The CMP is aligned with the priorities of the federal government, and with the strategic outcomes of Health Canada and Environment Canada. Health Canada and Environment Canada activities under the CMP2 are consistent with federal roles and responsibilities.

Performance — implementation

Information-gathering

During CMP2, program partners completed the major planned information-gathering initiatives, including Phase II of the DSL-IU and information-gathering for the Substance Groupings Initiative. To reduce the reporting burden and improve information quality and comprehensiveness, changes to the s. 71 process were introduced, and alternative approaches and early engagement with industry were emphasized. There is a consensus that more flexible approaches to information gathering and early engagement with industry have resulted in enhanced quality of the information gathered. However, some industry stakeholders continue to experience challenges with mandatory information gathering. Given the diversity of information sources that may be used to inform risk assessments, there is a desire among some industry stakeholders for greater transparency about the nature and quality of the information used to support risk assessment conclusions.

Risk assessment

During CMP2, program partners continued to make progress toward assessing the approximately 4,300 existing substances prioritized through categorization. As of September 30, 2014, final or draft screening assessment reports had been published for 39% of priority existing substances, with dSARs published for another approximately 20% of these substances in February 2015. CMP partners also made progress in fulfilling commitments to update and prioritize the ICL of FDA substances, re-evaluate older pesticides, and assess new substances.

Stakeholders within and outside of Canada were generally pleased with the progress made in risk assessment, although delays in assessing petroleum substances were noted. Canada is highly regarded by its international counterparts for being the first jurisdiction to establish and implement an ambitious plan and schedule for assessing existing substances.

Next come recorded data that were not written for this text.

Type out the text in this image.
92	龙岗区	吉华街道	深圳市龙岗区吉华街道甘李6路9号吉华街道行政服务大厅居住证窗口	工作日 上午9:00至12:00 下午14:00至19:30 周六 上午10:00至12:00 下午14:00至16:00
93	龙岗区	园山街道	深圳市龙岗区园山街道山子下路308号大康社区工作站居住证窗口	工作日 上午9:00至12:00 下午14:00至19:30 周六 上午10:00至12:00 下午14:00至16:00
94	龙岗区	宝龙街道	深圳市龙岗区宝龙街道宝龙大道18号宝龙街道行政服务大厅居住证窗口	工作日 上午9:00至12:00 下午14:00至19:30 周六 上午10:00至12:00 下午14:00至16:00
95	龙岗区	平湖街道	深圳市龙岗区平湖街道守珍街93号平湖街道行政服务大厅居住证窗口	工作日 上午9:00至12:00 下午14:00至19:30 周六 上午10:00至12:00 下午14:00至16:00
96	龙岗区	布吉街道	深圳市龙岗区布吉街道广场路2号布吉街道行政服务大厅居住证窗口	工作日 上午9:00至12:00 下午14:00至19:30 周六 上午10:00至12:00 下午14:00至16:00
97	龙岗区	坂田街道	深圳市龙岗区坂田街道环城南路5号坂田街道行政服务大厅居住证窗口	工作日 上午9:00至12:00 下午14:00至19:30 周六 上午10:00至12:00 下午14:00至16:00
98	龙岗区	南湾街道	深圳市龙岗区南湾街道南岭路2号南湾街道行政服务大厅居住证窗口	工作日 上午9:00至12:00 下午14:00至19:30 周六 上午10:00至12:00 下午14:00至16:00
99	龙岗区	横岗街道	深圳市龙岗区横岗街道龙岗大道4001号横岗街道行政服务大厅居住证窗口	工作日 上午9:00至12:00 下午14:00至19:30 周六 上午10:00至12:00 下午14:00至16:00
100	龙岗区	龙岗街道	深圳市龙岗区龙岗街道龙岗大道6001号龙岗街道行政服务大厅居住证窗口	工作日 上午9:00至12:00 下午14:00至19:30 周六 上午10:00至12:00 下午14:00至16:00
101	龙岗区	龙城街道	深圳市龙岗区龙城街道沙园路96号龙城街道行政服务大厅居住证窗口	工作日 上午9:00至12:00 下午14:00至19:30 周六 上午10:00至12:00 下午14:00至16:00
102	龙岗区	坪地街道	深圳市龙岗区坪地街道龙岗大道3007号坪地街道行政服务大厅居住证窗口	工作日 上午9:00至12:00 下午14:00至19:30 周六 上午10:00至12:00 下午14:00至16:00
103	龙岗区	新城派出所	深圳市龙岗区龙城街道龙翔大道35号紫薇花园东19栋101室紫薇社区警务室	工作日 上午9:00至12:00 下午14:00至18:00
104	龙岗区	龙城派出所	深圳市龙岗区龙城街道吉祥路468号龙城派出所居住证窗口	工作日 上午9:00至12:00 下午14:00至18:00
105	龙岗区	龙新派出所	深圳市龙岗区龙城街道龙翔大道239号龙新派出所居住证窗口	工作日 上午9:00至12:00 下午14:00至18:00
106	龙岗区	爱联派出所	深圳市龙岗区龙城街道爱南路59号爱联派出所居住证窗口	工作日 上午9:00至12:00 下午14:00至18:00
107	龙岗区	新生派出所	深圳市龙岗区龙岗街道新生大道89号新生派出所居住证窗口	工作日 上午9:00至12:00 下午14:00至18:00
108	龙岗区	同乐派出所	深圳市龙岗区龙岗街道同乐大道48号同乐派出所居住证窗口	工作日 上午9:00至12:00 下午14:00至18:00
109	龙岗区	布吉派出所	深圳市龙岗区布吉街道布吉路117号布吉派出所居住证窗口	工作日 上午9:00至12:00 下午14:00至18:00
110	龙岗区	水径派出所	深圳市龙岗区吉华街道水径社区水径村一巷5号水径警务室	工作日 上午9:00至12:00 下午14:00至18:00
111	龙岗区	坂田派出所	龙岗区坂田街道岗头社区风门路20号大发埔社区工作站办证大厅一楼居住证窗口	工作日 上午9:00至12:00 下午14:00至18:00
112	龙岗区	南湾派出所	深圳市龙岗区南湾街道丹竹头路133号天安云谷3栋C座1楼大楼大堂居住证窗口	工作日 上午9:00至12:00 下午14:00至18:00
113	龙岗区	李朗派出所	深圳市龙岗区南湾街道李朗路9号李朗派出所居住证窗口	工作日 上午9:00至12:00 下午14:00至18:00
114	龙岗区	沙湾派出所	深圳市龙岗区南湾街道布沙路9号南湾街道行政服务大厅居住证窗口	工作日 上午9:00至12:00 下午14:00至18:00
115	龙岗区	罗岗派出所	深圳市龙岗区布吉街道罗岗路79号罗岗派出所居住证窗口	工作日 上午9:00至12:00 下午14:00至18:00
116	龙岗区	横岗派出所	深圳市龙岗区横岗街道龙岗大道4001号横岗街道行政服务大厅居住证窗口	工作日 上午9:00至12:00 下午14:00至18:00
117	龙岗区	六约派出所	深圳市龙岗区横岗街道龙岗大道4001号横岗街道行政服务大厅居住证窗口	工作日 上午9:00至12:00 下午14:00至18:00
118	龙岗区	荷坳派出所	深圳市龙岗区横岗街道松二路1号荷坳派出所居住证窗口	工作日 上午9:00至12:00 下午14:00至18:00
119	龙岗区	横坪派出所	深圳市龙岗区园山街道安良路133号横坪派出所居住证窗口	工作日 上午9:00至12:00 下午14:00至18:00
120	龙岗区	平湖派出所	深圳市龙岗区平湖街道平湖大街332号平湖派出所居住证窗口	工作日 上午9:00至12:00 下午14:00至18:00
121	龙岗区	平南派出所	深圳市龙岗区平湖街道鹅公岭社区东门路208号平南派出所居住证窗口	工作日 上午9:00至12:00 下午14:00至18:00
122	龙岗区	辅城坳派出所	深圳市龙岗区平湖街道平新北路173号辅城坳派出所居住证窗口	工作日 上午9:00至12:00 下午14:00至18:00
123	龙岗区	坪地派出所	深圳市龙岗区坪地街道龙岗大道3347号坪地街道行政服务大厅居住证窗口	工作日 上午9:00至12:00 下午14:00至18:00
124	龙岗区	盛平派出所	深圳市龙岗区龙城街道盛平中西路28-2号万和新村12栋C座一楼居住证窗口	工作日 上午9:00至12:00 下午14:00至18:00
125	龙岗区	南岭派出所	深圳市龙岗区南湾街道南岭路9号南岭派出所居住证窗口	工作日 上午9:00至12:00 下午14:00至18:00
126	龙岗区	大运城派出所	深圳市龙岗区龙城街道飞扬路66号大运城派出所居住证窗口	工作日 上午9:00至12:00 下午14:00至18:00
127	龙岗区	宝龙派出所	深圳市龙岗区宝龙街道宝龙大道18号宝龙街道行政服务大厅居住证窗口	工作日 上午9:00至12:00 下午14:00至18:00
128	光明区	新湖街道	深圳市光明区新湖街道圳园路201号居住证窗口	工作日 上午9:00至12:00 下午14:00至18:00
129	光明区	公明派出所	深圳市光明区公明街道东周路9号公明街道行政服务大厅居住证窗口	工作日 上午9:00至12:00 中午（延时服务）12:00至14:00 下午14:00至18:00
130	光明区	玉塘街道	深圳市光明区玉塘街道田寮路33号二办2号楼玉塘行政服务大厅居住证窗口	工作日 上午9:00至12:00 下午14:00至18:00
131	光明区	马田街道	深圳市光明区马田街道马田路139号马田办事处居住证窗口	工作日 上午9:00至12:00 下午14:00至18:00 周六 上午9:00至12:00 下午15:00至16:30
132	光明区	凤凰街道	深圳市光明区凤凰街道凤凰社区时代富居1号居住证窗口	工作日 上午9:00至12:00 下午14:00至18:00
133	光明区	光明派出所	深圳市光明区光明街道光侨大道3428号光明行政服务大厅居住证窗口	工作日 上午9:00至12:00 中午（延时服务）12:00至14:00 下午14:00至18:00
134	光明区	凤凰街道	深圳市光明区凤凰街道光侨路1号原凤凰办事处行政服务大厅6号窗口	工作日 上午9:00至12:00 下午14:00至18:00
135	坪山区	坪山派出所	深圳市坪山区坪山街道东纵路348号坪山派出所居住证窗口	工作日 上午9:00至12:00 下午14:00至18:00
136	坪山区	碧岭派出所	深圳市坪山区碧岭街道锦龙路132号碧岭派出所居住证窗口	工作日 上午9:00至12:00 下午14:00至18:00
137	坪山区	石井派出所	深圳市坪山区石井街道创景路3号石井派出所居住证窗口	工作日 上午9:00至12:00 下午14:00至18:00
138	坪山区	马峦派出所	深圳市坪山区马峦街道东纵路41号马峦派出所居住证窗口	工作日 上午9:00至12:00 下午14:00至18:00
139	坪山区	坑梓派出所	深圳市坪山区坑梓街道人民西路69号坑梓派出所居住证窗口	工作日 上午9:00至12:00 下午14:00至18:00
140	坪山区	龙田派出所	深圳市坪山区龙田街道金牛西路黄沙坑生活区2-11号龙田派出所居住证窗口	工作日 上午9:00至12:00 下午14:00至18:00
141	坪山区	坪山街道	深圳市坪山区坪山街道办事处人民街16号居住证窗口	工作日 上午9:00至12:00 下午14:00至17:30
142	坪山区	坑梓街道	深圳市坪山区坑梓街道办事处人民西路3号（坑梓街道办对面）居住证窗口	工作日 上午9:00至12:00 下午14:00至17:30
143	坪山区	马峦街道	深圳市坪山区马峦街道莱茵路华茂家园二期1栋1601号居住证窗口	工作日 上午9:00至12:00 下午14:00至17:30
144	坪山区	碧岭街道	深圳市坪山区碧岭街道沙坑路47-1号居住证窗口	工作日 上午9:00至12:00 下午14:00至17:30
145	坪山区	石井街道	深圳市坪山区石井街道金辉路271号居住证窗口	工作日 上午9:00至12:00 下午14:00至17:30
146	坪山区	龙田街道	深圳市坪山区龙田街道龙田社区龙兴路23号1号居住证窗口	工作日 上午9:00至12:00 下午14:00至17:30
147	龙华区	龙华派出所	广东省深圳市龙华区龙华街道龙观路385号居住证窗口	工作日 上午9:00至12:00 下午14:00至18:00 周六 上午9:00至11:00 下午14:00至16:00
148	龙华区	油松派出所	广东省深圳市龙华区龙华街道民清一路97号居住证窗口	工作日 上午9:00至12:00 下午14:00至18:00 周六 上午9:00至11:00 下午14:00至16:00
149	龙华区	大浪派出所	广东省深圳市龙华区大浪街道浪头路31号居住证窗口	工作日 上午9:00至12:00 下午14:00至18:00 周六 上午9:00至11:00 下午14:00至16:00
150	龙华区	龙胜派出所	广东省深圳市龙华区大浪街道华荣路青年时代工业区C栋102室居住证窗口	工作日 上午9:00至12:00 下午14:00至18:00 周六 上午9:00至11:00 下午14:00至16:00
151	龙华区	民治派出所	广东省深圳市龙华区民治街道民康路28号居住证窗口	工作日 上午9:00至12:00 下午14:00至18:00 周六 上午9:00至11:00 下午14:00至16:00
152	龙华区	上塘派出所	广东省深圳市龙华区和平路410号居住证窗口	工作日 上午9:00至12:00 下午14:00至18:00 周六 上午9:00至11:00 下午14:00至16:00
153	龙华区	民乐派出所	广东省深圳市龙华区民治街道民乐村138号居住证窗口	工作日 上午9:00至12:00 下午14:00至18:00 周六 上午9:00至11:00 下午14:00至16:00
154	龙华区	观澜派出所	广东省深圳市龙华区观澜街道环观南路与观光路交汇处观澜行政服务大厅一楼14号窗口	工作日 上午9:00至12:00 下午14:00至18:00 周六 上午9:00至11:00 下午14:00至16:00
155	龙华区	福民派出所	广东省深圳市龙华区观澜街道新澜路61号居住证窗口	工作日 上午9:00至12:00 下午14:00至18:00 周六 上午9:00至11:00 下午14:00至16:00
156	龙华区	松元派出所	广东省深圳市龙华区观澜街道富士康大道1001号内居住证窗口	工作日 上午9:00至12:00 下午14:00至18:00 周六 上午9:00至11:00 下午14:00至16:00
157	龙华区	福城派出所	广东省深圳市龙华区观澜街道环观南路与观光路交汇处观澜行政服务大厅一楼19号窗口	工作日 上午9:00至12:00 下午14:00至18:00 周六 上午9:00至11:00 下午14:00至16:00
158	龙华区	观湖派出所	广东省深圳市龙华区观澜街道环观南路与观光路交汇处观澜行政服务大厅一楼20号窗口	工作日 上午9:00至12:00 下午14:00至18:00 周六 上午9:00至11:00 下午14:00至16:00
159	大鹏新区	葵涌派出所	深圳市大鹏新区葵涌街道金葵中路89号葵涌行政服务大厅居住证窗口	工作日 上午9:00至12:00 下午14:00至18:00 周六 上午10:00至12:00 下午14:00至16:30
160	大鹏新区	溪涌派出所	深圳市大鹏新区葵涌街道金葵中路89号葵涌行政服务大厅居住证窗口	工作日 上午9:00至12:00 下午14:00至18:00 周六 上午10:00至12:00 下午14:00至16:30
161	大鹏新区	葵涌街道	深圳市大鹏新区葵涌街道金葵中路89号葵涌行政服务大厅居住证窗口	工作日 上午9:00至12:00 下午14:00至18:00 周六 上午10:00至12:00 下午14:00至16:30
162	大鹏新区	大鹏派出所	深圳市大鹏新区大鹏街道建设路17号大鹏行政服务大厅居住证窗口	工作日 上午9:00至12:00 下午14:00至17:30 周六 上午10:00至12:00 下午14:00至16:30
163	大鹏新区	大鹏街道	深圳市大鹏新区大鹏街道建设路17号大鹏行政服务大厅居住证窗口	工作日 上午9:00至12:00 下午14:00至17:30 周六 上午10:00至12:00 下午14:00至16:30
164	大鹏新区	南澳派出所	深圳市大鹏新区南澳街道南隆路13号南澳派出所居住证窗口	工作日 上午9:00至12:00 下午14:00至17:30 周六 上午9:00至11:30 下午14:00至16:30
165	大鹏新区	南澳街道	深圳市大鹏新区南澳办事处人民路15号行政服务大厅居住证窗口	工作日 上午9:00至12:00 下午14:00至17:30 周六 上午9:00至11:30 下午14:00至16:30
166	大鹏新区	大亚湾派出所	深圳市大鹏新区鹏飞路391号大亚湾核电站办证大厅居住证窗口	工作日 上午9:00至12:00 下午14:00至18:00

The methodologies used in risk assessment were questioned by some external stakeholders, who worried that vulnerable populations may not be given adequate consideration. A variety of measures are taken to ensure that appropriate methodologies are used, including expert input by the CMP Science Committee, which was established during CMP2. Exposures of concern to stakeholders, such as combined exposures to multiple chemicals, long-term exposures and sex-specific effects, are considered when data and use patterns support these approaches, and Canada is actively contributing to international efforts in methodology development.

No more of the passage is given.